I Am Sensitive

I Am Sensitive

Saturday, November 7, 2009

What Am I Doing Part 2

Dear Diary,

As I was talking to you about Rolly Polly last night, I got very sleepy and so I have to call it a night. Please accept my apologies because coffee does not work on me anymore nowadays. When I get sleepy, I really get sleepy and there is no holding back. How was your Saturday Diary? I had a good time with my family. We went to JB to pump petrol and then we had seafood at the usual place. It seems to me that my family and seafood cannot be separated.

As I was saying about my company, Rolly Polly is someone I had known for about eight years I think. However, I have never considered her as my friend because we hardly meet in person or hang out together.

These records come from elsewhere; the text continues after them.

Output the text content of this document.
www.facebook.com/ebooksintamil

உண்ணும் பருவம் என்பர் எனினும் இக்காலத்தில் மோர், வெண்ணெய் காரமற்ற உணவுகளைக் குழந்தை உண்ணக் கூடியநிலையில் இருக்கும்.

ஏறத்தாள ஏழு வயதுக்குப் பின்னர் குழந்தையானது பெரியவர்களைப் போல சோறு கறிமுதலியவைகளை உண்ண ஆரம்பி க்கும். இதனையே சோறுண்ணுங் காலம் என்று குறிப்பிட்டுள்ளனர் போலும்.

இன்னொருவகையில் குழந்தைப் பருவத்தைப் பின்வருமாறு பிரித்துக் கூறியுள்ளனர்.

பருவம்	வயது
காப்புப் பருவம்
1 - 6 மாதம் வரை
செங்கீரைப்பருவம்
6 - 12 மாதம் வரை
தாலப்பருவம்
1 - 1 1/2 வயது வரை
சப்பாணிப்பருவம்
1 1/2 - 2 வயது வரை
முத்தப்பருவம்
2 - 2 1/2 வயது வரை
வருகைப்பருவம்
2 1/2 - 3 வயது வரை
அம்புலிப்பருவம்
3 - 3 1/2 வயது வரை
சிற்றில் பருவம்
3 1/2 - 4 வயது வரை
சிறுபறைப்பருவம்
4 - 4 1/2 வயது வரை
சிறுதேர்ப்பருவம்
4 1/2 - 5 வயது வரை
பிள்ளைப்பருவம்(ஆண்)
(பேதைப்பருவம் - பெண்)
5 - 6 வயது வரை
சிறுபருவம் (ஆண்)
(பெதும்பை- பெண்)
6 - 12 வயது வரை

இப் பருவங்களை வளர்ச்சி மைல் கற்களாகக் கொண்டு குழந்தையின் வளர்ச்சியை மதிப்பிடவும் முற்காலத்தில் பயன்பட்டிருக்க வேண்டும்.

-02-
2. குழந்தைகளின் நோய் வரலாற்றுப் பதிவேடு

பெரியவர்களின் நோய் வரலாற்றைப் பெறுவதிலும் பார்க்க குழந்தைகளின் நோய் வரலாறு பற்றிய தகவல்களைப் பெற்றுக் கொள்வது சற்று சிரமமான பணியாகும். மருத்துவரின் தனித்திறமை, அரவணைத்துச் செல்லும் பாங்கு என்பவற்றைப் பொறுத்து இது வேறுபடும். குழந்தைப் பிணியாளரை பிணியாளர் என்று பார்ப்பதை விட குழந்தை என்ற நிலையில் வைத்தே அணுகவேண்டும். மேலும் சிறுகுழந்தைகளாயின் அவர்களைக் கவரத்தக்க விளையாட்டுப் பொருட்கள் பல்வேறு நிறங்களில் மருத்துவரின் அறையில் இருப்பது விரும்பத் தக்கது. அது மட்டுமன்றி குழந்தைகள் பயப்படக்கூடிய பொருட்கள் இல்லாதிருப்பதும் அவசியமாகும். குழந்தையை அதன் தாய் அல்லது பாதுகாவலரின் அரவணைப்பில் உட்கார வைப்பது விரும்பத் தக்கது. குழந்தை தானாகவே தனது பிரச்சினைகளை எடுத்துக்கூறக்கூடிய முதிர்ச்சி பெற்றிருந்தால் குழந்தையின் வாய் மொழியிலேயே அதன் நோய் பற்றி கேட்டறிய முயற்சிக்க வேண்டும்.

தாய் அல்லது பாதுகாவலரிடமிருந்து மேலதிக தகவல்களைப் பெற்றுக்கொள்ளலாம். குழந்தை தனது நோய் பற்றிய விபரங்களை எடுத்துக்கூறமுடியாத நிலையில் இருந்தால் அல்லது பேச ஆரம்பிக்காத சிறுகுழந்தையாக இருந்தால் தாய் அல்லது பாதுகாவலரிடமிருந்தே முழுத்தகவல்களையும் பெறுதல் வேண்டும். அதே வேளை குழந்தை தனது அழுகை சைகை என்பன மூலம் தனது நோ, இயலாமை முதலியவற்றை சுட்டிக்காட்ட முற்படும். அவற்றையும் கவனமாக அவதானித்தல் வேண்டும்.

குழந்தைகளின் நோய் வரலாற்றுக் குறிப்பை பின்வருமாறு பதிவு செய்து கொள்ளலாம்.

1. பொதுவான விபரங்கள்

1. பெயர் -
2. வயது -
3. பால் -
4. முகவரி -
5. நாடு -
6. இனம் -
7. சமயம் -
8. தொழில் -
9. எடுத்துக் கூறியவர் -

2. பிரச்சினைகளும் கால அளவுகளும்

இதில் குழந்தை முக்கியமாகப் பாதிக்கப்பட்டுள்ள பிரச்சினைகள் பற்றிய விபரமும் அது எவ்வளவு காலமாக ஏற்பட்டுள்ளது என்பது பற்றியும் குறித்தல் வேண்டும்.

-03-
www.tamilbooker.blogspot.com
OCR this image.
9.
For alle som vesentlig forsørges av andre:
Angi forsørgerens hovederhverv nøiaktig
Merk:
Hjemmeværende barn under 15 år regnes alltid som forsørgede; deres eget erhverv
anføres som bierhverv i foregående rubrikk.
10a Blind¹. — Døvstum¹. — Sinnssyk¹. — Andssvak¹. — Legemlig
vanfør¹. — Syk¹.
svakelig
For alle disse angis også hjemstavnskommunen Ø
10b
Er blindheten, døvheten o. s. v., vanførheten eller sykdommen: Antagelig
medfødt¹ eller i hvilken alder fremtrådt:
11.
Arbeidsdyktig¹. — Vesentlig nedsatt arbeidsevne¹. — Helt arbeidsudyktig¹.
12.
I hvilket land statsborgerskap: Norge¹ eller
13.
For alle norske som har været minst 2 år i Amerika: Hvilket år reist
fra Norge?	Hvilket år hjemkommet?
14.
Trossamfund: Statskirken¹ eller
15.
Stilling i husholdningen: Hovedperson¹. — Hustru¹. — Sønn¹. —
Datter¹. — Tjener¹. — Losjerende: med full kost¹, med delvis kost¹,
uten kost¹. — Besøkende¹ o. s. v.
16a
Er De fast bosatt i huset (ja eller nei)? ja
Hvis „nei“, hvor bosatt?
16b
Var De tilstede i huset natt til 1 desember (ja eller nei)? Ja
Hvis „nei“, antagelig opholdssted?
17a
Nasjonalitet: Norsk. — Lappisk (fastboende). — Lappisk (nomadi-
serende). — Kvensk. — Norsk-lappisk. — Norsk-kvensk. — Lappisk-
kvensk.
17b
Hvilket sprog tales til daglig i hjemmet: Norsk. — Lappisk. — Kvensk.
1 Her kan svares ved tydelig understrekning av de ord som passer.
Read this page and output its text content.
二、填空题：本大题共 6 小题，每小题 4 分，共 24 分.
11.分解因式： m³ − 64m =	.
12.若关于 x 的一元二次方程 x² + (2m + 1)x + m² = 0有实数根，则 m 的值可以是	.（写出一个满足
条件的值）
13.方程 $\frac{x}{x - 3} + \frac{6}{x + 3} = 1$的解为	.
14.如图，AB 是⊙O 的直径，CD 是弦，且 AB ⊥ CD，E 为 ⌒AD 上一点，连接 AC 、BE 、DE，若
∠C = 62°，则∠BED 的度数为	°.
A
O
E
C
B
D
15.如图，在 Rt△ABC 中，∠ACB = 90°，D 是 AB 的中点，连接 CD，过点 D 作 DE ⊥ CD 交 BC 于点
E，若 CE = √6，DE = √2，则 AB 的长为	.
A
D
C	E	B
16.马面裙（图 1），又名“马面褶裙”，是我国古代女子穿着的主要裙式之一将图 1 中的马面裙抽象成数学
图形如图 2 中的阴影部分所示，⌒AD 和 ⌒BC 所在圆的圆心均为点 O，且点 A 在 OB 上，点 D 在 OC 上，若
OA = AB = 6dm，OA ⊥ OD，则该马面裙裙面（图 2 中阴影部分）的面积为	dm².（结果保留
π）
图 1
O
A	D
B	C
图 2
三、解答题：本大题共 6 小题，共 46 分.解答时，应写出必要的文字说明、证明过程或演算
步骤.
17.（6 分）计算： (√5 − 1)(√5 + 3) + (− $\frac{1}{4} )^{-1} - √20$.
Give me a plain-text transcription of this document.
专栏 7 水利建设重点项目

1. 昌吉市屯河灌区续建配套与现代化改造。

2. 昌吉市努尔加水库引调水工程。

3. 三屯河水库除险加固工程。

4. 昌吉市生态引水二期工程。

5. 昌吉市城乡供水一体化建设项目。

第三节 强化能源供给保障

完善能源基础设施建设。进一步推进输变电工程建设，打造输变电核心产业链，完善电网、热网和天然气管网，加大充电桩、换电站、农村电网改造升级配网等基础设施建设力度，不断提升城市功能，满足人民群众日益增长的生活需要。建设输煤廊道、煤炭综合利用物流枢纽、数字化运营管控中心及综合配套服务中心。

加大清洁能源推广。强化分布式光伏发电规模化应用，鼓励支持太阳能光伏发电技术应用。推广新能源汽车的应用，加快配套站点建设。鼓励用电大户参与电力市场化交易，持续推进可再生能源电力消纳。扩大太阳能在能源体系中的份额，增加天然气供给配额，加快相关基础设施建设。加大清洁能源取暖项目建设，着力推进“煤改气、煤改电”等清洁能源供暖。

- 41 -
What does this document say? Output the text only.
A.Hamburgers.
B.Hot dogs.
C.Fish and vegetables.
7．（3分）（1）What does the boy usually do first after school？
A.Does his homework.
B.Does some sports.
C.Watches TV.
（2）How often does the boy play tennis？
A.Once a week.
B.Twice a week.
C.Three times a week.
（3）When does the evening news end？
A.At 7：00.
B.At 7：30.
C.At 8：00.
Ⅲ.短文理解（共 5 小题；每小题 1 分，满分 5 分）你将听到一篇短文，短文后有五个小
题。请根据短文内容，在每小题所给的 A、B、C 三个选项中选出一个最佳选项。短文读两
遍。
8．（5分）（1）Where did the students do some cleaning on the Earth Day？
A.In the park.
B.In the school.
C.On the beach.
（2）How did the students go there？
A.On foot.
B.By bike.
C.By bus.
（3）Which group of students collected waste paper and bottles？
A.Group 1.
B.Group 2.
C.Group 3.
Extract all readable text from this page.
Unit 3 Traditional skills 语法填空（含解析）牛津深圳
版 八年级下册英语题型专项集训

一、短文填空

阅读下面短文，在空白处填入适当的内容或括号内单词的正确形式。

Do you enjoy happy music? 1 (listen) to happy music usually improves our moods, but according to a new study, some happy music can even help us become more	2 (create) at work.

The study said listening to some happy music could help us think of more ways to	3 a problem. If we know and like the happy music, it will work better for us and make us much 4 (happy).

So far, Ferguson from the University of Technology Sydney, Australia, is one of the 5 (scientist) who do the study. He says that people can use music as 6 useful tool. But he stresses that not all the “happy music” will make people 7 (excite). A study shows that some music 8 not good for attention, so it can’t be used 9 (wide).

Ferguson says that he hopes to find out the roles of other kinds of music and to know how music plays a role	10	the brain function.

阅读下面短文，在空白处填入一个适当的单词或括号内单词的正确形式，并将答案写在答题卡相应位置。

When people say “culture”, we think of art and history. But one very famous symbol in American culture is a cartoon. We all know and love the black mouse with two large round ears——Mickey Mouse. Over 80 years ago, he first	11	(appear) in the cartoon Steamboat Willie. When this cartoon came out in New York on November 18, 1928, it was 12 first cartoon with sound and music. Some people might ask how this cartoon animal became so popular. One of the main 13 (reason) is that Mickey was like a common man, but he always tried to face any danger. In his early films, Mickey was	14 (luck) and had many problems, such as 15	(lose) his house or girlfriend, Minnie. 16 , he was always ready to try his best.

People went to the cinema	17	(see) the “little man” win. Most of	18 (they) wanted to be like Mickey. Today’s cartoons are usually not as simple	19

Our communications were usually based on online instant messaging service. We would chat or email each other. Even after I have moved to Malaysia, we never really got close or better acquainted. That is why I have never considered her as my friend before. But now, if you were to ask me about her, I would say that she is more than a friend. I may even call her my guardian angel now. You see, she is whom I am close now. We hang out together and we talk a lot. We share things and stories. Although we have had our fair share of disagreements and arguments, we are still together trying to make our hopes and dreams alive. She came into my life when my head is strong but my heart is weak. Most of the times after every argument we had, I still think that she is the best business partner for me. She makes it real for me. That is probably because she is as strong headed as I am and I started to see the reason why she and I became close at a later stage of our acquaintance.

Rolly Polly is a year younger and in my opinion, she is intellectually smart, generous, sporting, fun and an initiator. She is fun to be with because I can talk about almost anything under the sun, moon and the sky with her. Her level of general knowledge makes it easy to talk with her. I always like having conversations with intellectually smart women. They are just sexy and mesmerizing. So that is who Rolly Polly is Diary.

After I sold away the drink stall, we got this stall in KL. It was supposed to sell Char Kuey Teow but we sold more than that. We planned everything together from A-Z. We made it happen and it turned out okay. Rolly Polly was a strong person and at times I wondered if I could have made it without her because I know no man is an island. Nobody can do it alone. At least we need some kind of a moral support from those around us. I knew I was being difficult to her many times during the plannings of the stall. She had to give in to me all those times. We fought, we quarreled, we cursed and God knows what else we did to each other. I guess both of us wanted to be free but somehow it was not easy because we are both stubborn. I can say that it was hell with a capital H. It was so difficult to work with her and I am sure she would think like that too toward me. Never have I encountered an enormous problem working with someone before until I realised that it is either do or die.

I taught myself to work with her and I learnt how to compromise because the purpose of life is not to be happy - but to matter, to be productive, to be useful, to have it make some difference that I have lived at all. We complimented each other and we started focusing on the company’s goals. We sold the stall after two weeks of operations and made a handsome profit for both of us. Right now, we are venturing into other businesses and always on the look out for other money making opportunities. Rolly Polly is the fuel for the company while I am the machine. We can’t make it without each other and I don’t think I can work with anybody else except for her.

I have never really thanked her for the company she gave me or the wake up comments she threw at me or the hurtful but truthful remarks she said about me. I have never really showed her how much I appreciate her or how much I treasure her company now. She is someone whom I will always be thankful to because I know she came into my life at the right time and at the right place. After all my strengths are gone, it is what in her that I can be strong. I hope I can give her what she hopes for even if it is just a smile to make her day.

Hey Rolly Polly, to our company, may our pockets be heavy and our hearts be light. May good luck pursue us each morning and every night. To the lamp of love for the partnership we have, may it burn the brightest in the darkest hours and never flicker in the winds of trial. I love you!